Shares in Next (NXT) climbed 5% after the fashion retailer delivered some belated Christmas cheer for high street investors, but only those plugged into e-commerce, as the outlook for stores remains challenging.
The retail stalwart kicked off the Christmas trading statement season and delivered investors the gift of a 1.5% rise in full price sales between 28 October and 29 December, following a disappointing November.
While this rise in sales was heartening, it hid the bigger problem lurking underneath: the continued demise of physical shops. High street sales fell 9.2%, while online sales rose 15.2%.
This has led the company to revise down profit for 2018/19 slightly, by £4 million to £723 million – £2.5 million of the reduction was the higher cost of increased online sales.
These trends are expected to continue into 2019/20, although it noted that any forecasts are made ‘with a high degree of uncertainty’ due to Brexit.
‘We have not factored into our sales estimates the potential benefits of a smooth transition or the downsides of a disorderly Brexit,’ it said in its trading statement.
The advance extends a rally that began yeserday and claws back some of the 30% decline of the past six months.
Liberum analyst Tom Musson upgraded his recommendation on the shares from ‘hold’ to ‘buy’, describing Next's performance as ‘excellent, considering how bad November was for the sector’. The announcement leaves the share ‘looking oversold’, he added.
‘Next currently trades on a current 2019 price/earnings of 9.3 times, which we think is too cheap given the balance of strong balance sheet and good cash generation with an 8.2% free cashflow yield,’ he said.
That's a view that Invesco fund managers Mark Barnett and James Goldstone would probably endorse. Next is a top 10 holding in the Keystone (KIT) investment trust Goldstone runs and is also held in Barnett's Invesco Perpetual Income fund and Edinburgh (EDIN) and Perpetual Income & Growth (PLI) investment trusts.

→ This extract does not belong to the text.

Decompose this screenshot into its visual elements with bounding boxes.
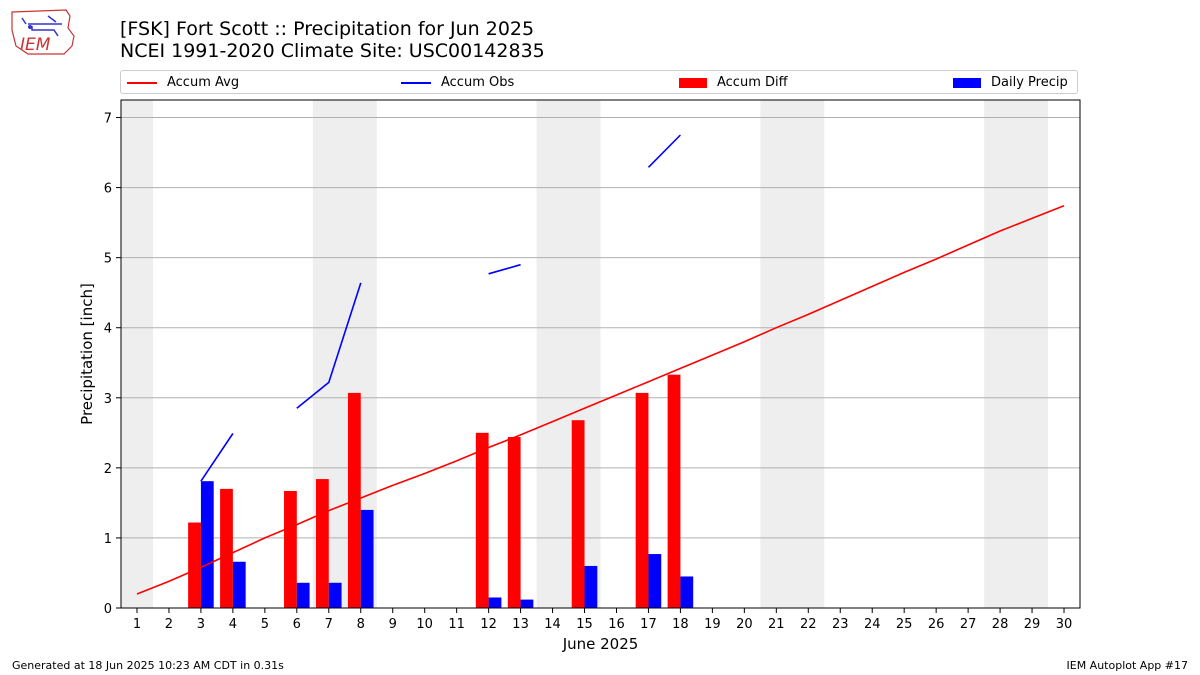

Hargreaves Lansdown senior analyst Laith Khalaf said the high street figures were ‘pretty dire’ but its revamped online offering would help keep ‘overall sales heading in the right direction’.
However, Khalaf said the share price was ‘likely to be dominated by proceedings in Westminster rather than on the high streets across the UK’ and if ‘Brexit somehow emerges from the Westminster fog, we would expect Next shares to rally’.
Ian Forrest, analyst at The Share Centre, said the strength of the ‘relief rally’ on the small reduction in Next’s profit guidance showed ‘just how nervous the market is about the retailing sector’.
However, he said the shares remain ‘no better than a "hold" for now’ due to economic uncertainty but ‘good cash generation means that share buybacks could be £300 million in the year ahead, which would increase earnings per share by a useful 4.7%’.
The prevalence and importance of online sales did not mean the high street stores were totally redundant and Russ Mould, analyst at AJ Bell, said the company was unlikely to become an internet-only business.
‘Its high street shops could still play a role as a means of showcasing its products and to act as collection points for click-and-collect orders,’ he said.
It plans to run a trial to see if stores would work as delivery points for third-party, non-competing businesses to create a new revenue stream.